Die Teilnehmer verstehen die grundlegenden Konzepte und Zusammenhänge des Qualitätsmanagements, der Risikobeherrschung und der Qualitätssicherung, einschließlich der Bedeutung klar beschriebener Anforderungen und Zuständigkeiten. Sie kennen zentrale Methoden, Modelle und Normen wie das V‑Modell, den Produktlebenszyklus, die Grundgedanken und Kernprozesse von DIN EN ISO 9001, HACCP („Hazards and Critical Control Points“) und GMP („Good Manufacturing Practice“) sowie ausgewählte messtechnische Verfahren der Qualitätskontrolle in der Batteriefertigung.
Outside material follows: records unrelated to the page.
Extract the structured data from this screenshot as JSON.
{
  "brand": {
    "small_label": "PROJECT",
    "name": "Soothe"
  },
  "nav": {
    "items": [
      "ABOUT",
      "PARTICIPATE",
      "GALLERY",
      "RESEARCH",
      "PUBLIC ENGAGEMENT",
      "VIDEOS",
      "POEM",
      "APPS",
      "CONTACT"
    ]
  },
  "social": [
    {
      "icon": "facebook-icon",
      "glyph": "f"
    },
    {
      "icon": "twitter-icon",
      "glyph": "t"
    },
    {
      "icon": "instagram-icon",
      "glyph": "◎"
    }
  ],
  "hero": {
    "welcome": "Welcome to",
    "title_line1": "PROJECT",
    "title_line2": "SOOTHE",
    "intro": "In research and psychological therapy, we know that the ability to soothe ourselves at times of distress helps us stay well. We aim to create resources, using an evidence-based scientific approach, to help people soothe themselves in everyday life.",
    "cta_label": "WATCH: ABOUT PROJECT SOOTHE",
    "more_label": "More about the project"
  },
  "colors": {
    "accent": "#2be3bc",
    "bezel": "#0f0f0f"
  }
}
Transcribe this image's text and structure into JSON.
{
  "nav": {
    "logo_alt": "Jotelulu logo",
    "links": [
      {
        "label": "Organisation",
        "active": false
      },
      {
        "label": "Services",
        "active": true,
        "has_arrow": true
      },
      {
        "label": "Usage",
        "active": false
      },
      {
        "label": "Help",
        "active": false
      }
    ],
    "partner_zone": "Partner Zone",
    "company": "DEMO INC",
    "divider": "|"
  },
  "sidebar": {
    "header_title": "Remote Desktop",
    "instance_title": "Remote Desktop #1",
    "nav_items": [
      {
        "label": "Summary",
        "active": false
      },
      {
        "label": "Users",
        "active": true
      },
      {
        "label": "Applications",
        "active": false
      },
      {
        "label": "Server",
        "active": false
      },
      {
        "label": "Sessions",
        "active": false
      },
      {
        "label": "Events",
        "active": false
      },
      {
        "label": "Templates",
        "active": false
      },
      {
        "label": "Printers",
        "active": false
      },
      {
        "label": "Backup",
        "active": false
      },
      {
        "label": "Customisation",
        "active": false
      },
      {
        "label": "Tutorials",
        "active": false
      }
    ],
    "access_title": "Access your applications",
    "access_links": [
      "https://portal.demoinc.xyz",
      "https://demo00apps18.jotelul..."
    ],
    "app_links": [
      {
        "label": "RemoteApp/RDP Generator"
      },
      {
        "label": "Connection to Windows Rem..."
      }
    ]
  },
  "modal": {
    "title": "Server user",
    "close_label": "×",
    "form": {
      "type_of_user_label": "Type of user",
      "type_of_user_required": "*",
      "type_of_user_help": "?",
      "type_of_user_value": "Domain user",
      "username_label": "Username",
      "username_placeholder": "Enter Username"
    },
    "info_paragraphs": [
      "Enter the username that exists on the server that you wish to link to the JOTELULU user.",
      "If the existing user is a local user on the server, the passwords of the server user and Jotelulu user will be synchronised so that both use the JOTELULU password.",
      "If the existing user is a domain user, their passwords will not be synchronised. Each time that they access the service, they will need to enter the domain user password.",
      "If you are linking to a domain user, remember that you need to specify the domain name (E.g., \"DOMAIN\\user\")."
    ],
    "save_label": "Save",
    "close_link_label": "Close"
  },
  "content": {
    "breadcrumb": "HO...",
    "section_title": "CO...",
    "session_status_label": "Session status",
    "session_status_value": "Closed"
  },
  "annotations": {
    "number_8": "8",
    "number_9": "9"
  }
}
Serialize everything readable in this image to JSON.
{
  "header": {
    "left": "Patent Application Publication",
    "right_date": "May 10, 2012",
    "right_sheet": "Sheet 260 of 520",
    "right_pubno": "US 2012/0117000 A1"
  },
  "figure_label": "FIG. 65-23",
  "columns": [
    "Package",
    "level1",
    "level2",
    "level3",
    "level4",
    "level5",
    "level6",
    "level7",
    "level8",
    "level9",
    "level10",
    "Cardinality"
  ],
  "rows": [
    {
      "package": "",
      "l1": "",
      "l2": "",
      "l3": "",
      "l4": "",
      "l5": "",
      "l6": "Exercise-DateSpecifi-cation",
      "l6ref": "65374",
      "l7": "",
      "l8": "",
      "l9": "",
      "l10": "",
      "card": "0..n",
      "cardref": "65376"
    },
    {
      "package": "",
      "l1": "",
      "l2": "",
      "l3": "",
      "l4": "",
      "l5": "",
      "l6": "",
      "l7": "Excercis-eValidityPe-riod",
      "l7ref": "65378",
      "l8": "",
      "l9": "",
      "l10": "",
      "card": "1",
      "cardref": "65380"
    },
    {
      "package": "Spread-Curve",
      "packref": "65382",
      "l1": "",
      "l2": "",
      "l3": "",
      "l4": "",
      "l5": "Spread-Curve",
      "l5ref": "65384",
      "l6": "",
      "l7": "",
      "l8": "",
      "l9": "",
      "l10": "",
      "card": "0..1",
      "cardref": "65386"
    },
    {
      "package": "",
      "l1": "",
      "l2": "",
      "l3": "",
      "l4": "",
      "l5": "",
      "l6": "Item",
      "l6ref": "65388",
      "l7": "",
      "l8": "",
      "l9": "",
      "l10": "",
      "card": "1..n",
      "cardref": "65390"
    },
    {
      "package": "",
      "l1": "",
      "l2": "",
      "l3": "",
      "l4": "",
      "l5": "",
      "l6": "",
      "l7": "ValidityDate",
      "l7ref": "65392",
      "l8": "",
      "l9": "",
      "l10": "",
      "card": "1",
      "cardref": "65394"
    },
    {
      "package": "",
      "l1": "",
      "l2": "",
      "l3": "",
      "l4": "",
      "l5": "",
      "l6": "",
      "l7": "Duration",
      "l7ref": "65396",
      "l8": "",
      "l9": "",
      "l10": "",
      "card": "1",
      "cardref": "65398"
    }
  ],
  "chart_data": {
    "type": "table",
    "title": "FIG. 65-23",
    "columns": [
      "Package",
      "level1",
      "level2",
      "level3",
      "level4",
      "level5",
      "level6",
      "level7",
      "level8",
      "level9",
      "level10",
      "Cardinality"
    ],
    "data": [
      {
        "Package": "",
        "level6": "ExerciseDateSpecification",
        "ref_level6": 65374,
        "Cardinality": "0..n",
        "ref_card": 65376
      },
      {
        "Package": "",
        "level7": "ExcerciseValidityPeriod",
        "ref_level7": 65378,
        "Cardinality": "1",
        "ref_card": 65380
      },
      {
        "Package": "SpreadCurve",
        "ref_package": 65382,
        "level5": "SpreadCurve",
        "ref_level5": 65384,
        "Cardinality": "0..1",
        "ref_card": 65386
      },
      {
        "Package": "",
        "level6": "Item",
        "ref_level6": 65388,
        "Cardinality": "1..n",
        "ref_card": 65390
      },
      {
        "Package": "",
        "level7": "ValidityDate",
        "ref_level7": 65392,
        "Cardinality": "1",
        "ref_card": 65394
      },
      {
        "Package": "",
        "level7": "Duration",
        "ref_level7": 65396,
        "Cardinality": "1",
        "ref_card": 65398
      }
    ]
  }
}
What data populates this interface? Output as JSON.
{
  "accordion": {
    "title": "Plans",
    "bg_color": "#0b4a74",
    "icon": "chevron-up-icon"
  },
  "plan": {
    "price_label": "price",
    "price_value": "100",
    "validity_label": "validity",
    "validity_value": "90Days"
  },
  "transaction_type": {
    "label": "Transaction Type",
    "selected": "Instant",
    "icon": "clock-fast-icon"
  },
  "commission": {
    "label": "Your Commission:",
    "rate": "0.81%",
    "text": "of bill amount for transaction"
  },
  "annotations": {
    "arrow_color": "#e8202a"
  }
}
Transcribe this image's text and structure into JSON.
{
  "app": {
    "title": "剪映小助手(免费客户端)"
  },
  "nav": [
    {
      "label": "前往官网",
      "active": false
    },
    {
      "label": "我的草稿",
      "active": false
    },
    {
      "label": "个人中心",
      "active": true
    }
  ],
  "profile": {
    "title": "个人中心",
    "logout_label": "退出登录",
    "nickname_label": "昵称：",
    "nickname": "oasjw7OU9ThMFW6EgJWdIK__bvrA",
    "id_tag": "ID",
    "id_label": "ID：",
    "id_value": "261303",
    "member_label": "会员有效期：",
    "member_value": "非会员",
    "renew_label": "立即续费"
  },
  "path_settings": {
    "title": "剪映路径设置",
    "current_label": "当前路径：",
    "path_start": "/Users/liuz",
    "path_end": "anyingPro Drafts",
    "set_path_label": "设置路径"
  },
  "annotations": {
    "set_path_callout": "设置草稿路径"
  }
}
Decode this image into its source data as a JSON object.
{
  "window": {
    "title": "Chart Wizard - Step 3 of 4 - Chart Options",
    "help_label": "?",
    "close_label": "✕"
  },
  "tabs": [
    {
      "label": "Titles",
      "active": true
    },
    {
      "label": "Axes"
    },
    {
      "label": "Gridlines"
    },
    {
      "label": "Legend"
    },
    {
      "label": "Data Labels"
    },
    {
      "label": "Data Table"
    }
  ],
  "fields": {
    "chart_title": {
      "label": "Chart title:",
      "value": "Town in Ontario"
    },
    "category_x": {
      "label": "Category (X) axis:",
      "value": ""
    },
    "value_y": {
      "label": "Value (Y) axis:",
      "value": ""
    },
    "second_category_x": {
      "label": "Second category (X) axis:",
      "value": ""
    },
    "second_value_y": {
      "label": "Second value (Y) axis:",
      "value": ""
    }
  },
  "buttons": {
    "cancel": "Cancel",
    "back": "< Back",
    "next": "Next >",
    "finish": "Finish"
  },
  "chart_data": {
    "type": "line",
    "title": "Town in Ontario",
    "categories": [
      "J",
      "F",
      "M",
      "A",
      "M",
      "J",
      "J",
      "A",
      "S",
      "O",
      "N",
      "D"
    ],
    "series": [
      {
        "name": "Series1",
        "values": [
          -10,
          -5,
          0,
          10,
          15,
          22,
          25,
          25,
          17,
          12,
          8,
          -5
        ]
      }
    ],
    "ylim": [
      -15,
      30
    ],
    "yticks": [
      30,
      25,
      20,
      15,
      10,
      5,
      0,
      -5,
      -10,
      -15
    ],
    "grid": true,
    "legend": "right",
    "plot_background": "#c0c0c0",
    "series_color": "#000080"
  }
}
Vorteile für Teilnehmer und Unternehmen

  • Kompakte Schulung für wichtige Aspekte des Qualitätsmanagements
  • Kompakte Einführung in wichtige Methoden, Modelle und Normen
  • Beispiele für Qualitätskontrolle aus der Batterieproduktion

Inhalte

Qualitätssicherung, Risikobewertung, Qualitätsmanagement

  • Grundlagen
    • Qualitätsbegriffe
    • Qualitätssicherung und Qualitätsmanagement
      • Grundbegriffe, Zielsetzungen
      • Abgrenzung Qualitätssicherung / Qualitätsmanage­ment / Qualitätskontrolle
      • Abgrenzung Struktur-, Prozess- und Ergebnisqualität
      • Qualitätsregelkreis, PDCA-Zyklus
    • Abgrenzung Verifizierung, Qualifizierung, Validierung
    • Begriff und Grundelemente des Produktlebenszyklus
    • Abgrenzung Gefahr, Gefährdung, Gefährdungssituation, Risiko
    • Risikobewertung und Risikomanagement
    • Kritikalität: Begriff, methodengeleitete Abstufung, Anwen­dung
    • Fehlerarten: Produkt- und Prozessfehler, Sicherheits- und Haftungsaspekte, Lebensdauer
    • Beispiele für Fehlerfolgen: Batteriebrände, Produktrückruf, Imageschaden
  • Aufstellen überprüfbarer Anforderungen und ihre Überprüfung, Messbarmachung, HACCP als abstraktes Prinzip
  • Grundgedanken und Kernprozesse eines Qualitätsmanagementsystems am Beispiel der DIN EN ISO 9001
  • Bedeutung von Rollen und Verantwortlichkeiten in einem Qualitätsmanagementsystem
  • Grundidee des Kontinuierlichen Verbesserungsprozesses
  • GMP und ihre Säulen als Verwirklichung von PDCA

Methoden und Messtechnik in der Qualitätskontrolle

  • Anwendungsbereiche der Qualifizierung und Validierung
  • Messmittelfähigkeit, Kalibrierung, Justage
  • messtechnische Grundprinzipien in der Batterieproduktion, zerstörungsfreie und zerstörende Prüfverfahren
  • Beispiele: Produkt- und Prozessfehler, Sicherheits- und Haftungsaspekte, Lebensdauer

Ausgewählte Qualitätsprozesse

  • Lieferantenqualifizierung mit Beispielen
  • Abweichungen, Reklamationen, CAPA mit Beispielen
  • Risikomanagement-Prozess nach dem Inverkehrbringen („nachgelagerte Phase“)

Lernziele

Die Teilnehmer

  • kennen Grundbegriffe des Qualitätswesens und der Risikobeherrschung und verstehen deren Bedeutung für Erfolg und Misserfolg eines Wirtschaftsunternehmens;
  • verstehen die Bedeutung des Aufstellens überprüfbarer Anforderungen, ihrer Messbarmachung und ihrer Überprüfung als Voraussetzungen wirksamer Qualitätssicherung;
  • verstehen die Bedeutung begrifflicher Klarheit und sprachlicher Eindeutigkeit für den Arbeitserfolg in einem qualitätsgesicherten Arbeitsumfeld;
  • kennen das V-Modell als Projektmethodik der stufenweisen Aufstellung und Überprüfung von Vorgaben und können die verwendeten Nachweisverfahren nach Art und Zweck voneinander abgrenzen;
  • kennen den Begriff des Produktlebenszyklus und Art und Sitz zugehöriger Qualitätssicherungsmaßnahmen;
  • können die Begriffe Qualitätssicherung, Qualitätskontrolle und Qualitätsmanagement voneinander abgrenzen;
  • kennen Kernelemente eines Qualitätsmanagementsystems am Beispiel der DIN EN ISO 9001 und der Guten Herstellungspraxis (Good Manufacturing Practice, GMP);
  • verstehen die Bedeutung der eigenen Haftung innerhalb des Qualitätsmanagements und verstehen die Notwendigkeit der Grenzziehung (Verantwortungsabgrenzung);
  • verfügen über einen anfänglichen Einblick in ausgewählte Grundmethoden der Messtechnik und zugehörige Beispiele aus der Qualitätskontrolle der Batteriefertigung.

 

Mittagsverpflegung auf Selbstzahlerbasis vor Ort möglich.

Alle Teilnehmer erhalten eine Teilnahmebescheinigung.

Die Teilnahme am Seminar ist kostenfrei (durch die Förderung des BMWE).